Medieval Remembrance: Mak Dizdar and the Stećak of Bosnia
Authors
Jewell Homad Johnson
Abstract
Across the mountains and valleys of Bosnia and Herzegovina (and parts of
Serbia, Montenegro and Croatia) medieval tombstones, unique to the region and known
as stećci, have cast shadows and caught the light for nearly a millennium. These
monuments preserve a wealth of symbolism from the eleventh to the sixteenth
centuries. “Through 80 primary and 320 secondary motifs”, Mehmedalija Mak Dizdar
(1917-1971), a “true Bosnian poet whose literary career began before WWII,... in 1966
with the publication of Kameni spavac (Stone Sleeper) [thematised] medieval Bosnian
tombstones known as stećak”. With Dizdar’s poetry as a guide to mysterious medieval
symbolism and mythology, his collection of poems are not only an act of remembrance,
but engaging companions to the region’s medieval funerary stones and sarcophagi. This
locates a unifying legacy within the complexities of a modern post-war cultural
conversation. For many Bosnians, Dizdar’s Kameni spavač (Stone Sleeper) confirms and
magnifies an existing relationship with the stećci and the history they symbolise,
emphasising the most universal aspects of history and human destiny. As the eminent
literary critic of Bosnia, Enes Duraković, succinctly put it, “Dizdar’s Ulysses is at once a
Sisyphus who never ceases to be aware of the absurdity of his effort, yet never gives up
the dream of defying the vicious cycle of ordinary life in order to experience the
imagined comfort of ‘homeland’”. Amila Buturović’s Stone Speaker: Medieval Tombs,
Landscape, and Bosnian Identity in the Poetry of Mak Dizdar provides the historical
context for his work, with valuable insights.

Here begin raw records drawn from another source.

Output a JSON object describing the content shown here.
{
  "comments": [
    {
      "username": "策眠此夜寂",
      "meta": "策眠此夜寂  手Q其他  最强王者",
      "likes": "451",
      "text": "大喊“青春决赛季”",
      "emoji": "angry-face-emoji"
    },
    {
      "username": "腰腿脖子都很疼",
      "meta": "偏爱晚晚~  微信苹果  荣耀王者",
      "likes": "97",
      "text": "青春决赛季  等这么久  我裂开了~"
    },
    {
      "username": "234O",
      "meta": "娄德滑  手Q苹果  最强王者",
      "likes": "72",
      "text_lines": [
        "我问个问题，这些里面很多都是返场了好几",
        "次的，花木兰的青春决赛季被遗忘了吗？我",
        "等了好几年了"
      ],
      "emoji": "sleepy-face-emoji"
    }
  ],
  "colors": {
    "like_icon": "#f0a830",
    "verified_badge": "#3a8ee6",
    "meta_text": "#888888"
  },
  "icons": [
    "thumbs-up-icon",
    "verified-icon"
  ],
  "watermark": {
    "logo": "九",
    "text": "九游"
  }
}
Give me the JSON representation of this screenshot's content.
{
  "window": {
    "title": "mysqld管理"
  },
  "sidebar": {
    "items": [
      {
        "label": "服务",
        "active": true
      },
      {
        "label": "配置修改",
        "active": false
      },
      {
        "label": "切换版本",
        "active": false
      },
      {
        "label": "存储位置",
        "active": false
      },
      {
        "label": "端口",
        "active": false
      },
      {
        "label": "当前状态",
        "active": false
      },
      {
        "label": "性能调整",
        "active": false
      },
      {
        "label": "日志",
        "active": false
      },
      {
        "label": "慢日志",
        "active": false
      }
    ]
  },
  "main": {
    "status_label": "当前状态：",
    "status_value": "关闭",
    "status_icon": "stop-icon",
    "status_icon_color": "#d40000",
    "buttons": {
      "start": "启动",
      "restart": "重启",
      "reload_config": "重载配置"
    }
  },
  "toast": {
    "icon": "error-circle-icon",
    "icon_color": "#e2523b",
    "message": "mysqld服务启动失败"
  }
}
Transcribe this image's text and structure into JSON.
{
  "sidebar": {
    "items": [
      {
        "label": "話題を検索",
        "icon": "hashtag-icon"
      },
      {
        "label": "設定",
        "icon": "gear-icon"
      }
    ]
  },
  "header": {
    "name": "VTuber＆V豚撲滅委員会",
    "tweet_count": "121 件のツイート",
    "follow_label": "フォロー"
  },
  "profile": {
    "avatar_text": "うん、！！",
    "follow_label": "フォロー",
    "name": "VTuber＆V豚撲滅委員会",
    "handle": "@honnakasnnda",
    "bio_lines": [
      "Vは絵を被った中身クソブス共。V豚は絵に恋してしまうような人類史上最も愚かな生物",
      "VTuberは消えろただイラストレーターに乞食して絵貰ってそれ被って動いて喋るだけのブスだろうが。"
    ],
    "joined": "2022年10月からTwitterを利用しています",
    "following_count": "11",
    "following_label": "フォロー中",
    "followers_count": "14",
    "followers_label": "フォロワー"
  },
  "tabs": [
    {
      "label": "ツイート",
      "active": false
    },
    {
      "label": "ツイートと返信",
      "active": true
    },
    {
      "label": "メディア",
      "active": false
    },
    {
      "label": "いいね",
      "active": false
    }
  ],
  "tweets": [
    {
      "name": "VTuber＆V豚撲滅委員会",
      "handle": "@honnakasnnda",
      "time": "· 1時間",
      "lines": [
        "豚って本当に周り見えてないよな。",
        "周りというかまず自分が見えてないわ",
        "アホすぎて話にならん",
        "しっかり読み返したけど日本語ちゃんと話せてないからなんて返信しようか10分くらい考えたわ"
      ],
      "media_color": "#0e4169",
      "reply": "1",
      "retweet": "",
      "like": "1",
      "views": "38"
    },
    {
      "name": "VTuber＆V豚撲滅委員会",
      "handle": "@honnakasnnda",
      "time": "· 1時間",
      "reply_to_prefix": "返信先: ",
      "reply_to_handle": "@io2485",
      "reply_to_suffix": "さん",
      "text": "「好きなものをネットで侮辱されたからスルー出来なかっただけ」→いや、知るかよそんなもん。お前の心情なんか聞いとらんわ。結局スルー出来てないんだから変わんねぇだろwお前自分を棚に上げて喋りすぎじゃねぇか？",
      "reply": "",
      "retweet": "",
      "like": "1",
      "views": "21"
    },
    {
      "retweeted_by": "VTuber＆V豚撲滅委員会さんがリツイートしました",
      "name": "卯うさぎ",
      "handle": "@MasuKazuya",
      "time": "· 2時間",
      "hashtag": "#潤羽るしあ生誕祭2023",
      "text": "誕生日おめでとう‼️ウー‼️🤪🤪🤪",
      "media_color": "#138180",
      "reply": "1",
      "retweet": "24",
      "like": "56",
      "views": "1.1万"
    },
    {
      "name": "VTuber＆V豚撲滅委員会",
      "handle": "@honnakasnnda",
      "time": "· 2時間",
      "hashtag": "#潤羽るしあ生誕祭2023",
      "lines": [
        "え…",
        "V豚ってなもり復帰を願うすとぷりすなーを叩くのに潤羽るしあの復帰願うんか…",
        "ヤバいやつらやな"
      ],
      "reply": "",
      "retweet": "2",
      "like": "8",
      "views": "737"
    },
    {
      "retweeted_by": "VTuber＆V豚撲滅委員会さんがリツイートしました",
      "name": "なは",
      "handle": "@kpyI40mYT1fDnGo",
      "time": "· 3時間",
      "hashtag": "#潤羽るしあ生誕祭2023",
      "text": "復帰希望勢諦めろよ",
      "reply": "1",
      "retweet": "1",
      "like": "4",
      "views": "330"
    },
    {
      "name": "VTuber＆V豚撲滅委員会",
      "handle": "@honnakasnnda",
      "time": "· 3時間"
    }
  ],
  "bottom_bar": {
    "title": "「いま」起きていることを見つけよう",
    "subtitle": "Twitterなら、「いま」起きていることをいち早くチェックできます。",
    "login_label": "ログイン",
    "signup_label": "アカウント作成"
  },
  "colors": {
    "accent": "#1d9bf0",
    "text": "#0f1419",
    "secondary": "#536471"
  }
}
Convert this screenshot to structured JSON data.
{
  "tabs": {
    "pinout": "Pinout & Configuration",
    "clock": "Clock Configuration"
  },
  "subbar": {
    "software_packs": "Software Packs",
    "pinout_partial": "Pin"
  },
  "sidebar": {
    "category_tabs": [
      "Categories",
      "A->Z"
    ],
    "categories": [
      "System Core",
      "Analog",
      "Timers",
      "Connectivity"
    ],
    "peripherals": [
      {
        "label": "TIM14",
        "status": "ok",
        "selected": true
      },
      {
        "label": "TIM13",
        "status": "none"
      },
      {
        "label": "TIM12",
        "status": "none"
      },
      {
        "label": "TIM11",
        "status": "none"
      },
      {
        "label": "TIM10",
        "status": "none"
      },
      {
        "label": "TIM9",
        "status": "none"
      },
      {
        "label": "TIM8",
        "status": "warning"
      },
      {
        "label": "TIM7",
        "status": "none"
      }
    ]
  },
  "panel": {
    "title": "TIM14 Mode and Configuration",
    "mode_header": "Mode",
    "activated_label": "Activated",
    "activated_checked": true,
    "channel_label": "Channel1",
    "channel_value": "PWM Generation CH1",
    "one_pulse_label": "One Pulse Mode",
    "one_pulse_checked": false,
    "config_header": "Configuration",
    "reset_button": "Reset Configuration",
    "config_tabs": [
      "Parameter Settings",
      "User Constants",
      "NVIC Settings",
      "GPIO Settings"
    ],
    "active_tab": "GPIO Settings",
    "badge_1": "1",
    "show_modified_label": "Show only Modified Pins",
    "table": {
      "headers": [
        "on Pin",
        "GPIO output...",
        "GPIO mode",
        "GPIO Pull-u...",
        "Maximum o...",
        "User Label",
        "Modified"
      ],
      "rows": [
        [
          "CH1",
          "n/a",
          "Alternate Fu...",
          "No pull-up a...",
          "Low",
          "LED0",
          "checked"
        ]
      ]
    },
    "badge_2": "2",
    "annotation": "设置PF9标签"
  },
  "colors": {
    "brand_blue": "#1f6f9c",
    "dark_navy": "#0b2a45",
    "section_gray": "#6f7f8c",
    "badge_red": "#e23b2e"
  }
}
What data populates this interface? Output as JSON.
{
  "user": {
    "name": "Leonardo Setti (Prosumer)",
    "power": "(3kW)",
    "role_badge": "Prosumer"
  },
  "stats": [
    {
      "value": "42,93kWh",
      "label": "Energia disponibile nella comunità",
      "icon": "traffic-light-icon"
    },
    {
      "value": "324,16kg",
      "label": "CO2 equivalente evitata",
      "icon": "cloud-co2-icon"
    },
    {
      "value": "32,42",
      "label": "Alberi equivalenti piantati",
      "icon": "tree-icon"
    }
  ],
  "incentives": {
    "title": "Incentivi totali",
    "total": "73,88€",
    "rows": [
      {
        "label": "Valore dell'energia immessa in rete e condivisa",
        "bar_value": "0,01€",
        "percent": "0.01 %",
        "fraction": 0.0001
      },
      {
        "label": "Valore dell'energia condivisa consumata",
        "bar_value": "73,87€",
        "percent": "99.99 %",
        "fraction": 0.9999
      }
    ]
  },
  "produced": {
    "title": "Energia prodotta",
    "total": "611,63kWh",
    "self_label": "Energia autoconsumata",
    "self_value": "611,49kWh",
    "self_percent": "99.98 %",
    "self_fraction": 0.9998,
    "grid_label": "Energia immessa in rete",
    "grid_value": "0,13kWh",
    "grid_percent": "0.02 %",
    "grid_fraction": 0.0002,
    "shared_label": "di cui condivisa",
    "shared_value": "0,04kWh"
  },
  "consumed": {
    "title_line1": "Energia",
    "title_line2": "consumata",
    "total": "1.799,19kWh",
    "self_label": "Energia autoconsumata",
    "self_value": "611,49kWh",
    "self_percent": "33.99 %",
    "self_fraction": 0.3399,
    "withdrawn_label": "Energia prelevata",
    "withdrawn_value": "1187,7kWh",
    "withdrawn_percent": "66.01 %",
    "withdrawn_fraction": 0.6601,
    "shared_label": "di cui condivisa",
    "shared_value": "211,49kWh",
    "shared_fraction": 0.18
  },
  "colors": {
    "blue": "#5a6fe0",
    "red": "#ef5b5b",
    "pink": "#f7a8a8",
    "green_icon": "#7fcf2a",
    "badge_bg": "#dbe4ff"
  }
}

Here, while introducing both Dizdar and
the stećak to the reader, we look more deeply into Dizdar’s relationship with death,
which converses on, for, and with the stećak, and into how his own beliefs steered his
engagement with these stones towards the poetic voice.
Keywords
Dizdar Mak, stećci, medieval, Stone Sleeper, Sufism, poetry.